LOVE AND BRUISES

Un film de Lou Ye

CONTRE : Niveau -1 - Tahar Rahim, pépite de cette poussive histoire

Hua, une jeune chinoise venue à Paris pour ses études et pour retrouver un petit ami français qu’elle avait rencontré à Pékin, apprend que celui-ci ne l’aime subitement plus et qu’il souhaite mettre fin à leur relation. Effondrée, elle erre dans les rues de Paris où un monteur de marché la heurte accidentellement à la tête. Après lui être venu en aide, le jeune homme insiste pour l’inviter à déjeuner…

Lou Ye avait fait les beaux jours de Cannes il y a quelques années avec « Nuits d'ivresse printanières », film gay tourné sous le manteau, alors récompensé pour son courageux scénario, narguant une Chine sociologiquement figée. Le voici qui nous propose son nouveau film, tournéen France, loin des compétitions cannoise ou même vénitienne, relégué en ouverture des Venice days (le journées des auteurs), section parallèle de la Mostra. Cette histoire, filmée dans les rues parisiennes, est adapté du roman « Bitch » (salope) renommée « Love and bruises » (de l'amour et des bleus) pour mieux signifier que sa version ne sera pas uniquement centrée sur le personnage de la fille.

Cette histoire de passion amoureuse entre une étudiante chinoise et un jeune monteur de structures sur les marchés des boulevards, ne convainc malheureusement pas un seul instant. Après une scène de séparation plutôt réussie, le réalisateur capturant l'essence de la détresse de son héroïne, lui collant au corps, caméra à l'épaule. De cette errance déboussolée dans les rues de Paris, le récit va vite s'enliser, tout comme la mise en scène, dans la peinture d'une relation impossible entre une intellectuelle cultivée et un manuel au charme brut, dont la jalousie maladive est amenée à tout détruire. Incapable de lâcher sa caméra à l'épaule, Lou Ye cessera d'observer ses deux jeunes chiots qui s'agressent réciproquement, tenant à distance un spectateur qui souffrira bien peu pour eux.

Partant d'un viol, le réalisateur nous impose également de récurrentes scènes de sexe, plus cliniques que charnelles, qui hormis les bruyants orgasmes répétés de la fille, ne nous montrent aucun signe de plaisir partagé. L'amour disparaît, le sexe devenant tentative de soulagement, ou simple moment d'oubli de soi.
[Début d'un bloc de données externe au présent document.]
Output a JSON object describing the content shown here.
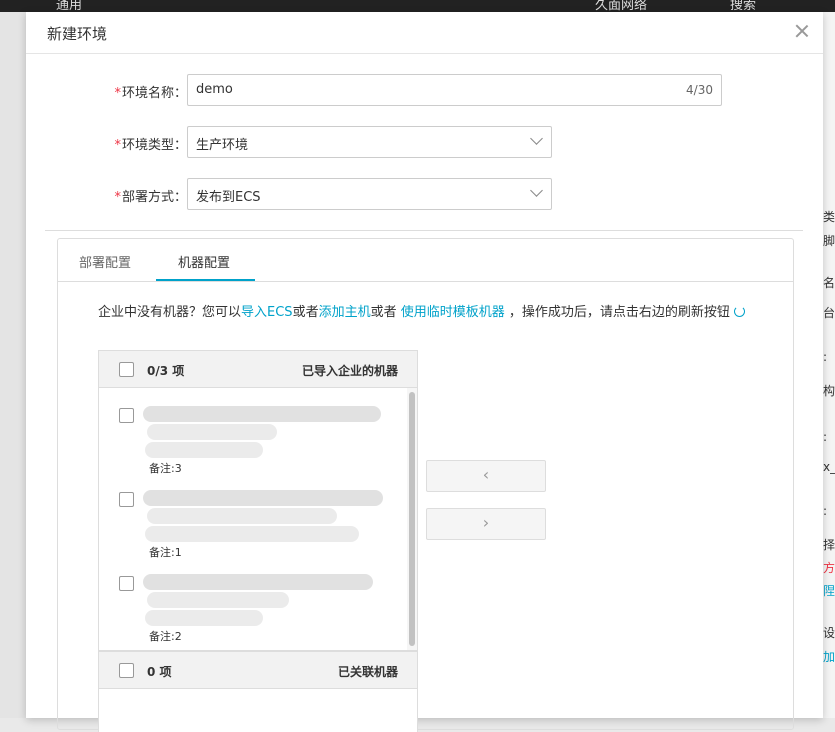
{
  "background": {
    "top_items": [
      "通用",
      "久面网络",
      "搜索"
    ],
    "right_fragments": [
      "类",
      "脚本",
      "名",
      "台",
      ":",
      "构",
      ":",
      "x_",
      ":",
      "择",
      "方",
      "陧",
      "设置",
      "加"
    ]
  },
  "modal": {
    "title": "新建环境",
    "close_icon": "close-icon"
  },
  "form": {
    "name": {
      "label": "环境名称：",
      "value": "demo",
      "count": "4/30"
    },
    "type": {
      "label": "环境类型：",
      "value": "生产环境"
    },
    "deploy": {
      "label": "部署方式：",
      "value": "发布到ECS"
    },
    "required_mark": "*"
  },
  "tabs": [
    {
      "label": "部署配置",
      "active": false
    },
    {
      "label": "机器配置",
      "active": true
    }
  ],
  "hint": {
    "prefix": "企业中没有机器？您可以",
    "link1": "导入ECS",
    "mid1": "或者",
    "link2": "添加主机",
    "mid2": "或者 ",
    "link3": "使用临时模板机器",
    "suffix": " ，操作成功后，请点击右边的刷新按钮"
  },
  "imported_list": {
    "count": "0/3 项",
    "title": "已导入企业的机器",
    "items": [
      {
        "remark": "备注:3"
      },
      {
        "remark": "备注:1"
      },
      {
        "remark": "备注:2"
      }
    ]
  },
  "linked_list": {
    "count": "0 项",
    "title": "已关联机器"
  },
  "transfer": {
    "left_arrow": "‹",
    "right_arrow": "›"
  },
  "colors": {
    "accent": "#00a2ca",
    "required": "#e34"
  }
}
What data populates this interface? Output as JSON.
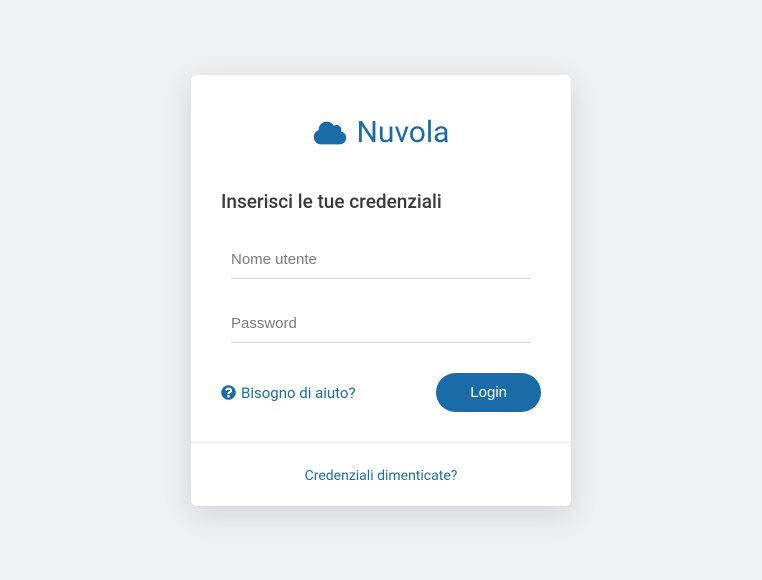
{
  "logo": {
    "text": "Nuvola"
  },
  "subtitle": "Inserisci le tue credenziali",
  "fields": {
    "username": {
      "placeholder": "Nome utente",
      "value": ""
    },
    "password": {
      "placeholder": "Password",
      "value": ""
    }
  },
  "help_link": "Bisogno di aiuto?",
  "login_button": "Login",
  "forgot_link": "Credenziali dimenticate?",
  "colors": {
    "accent": "#1a6ca8",
    "background": "#eef1f4"
  }
}
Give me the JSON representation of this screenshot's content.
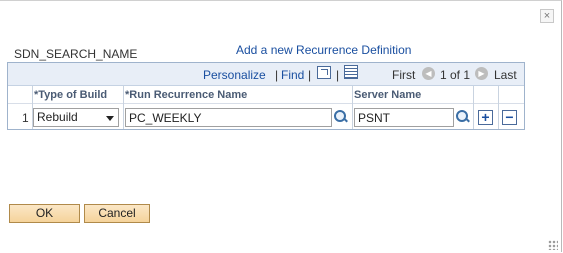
{
  "dialog": {
    "close_label": "×",
    "component_name": "SDN_SEARCH_NAME",
    "add_link": "Add a new Recurrence Definition"
  },
  "grid_nav": {
    "personalize": "Personalize",
    "separator": "|",
    "find": "Find",
    "first": "First",
    "range": "1 of 1",
    "last": "Last"
  },
  "columns": [
    "*Type of Build",
    "*Run Recurrence Name",
    "Server Name"
  ],
  "row": {
    "num": "1",
    "type_of_build": "Rebuild",
    "run_recurrence_name": "PC_WEEKLY",
    "server_name": "PSNT"
  },
  "row_actions": {
    "add": "+",
    "delete": "−"
  },
  "buttons": {
    "ok": "OK",
    "cancel": "Cancel"
  },
  "colors": {
    "link": "#1a4fa0",
    "grid_header_bg": "#e8eef7",
    "button_bg": "#f5d39b"
  }
}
Le fossé entre les deux jeunes gens est grossièrement dépeint, notamment lors d'une poussive scène de repas, tandis que le portrait de la jeune fille reste à l'état d'ébauche, celle-ci apparaissant au final comme plus opportuniste que réfléchie.

Reste la prestation de Tahar Rahim, dont le personnage, au charme rustre et à la spontanéité désarmante, ferait malheureusement presque sourire à force de naïveté adolescente. Il accumule en effet les dialogues les plus clichés, du type « tu trouveras jamais quelqu'un qui t'aime comme moi », « je pourrai plus jamais aimer » ou « toutes me traitent comme une merde ». Si bien entendu de jeunes inexpérimentés, ayant une vision absolue de la vie à deux, existent, ils n'ont pas tous heureusement une tendance à accueillir la première immigrée qui passe (voire le flash-back risible révélant son passé avec une jeune black). En sortant du film, on a juste envie de serrer quelqu'un dans ses bras, en se disant que non, tous les viols ne se terminent pas en étreinte.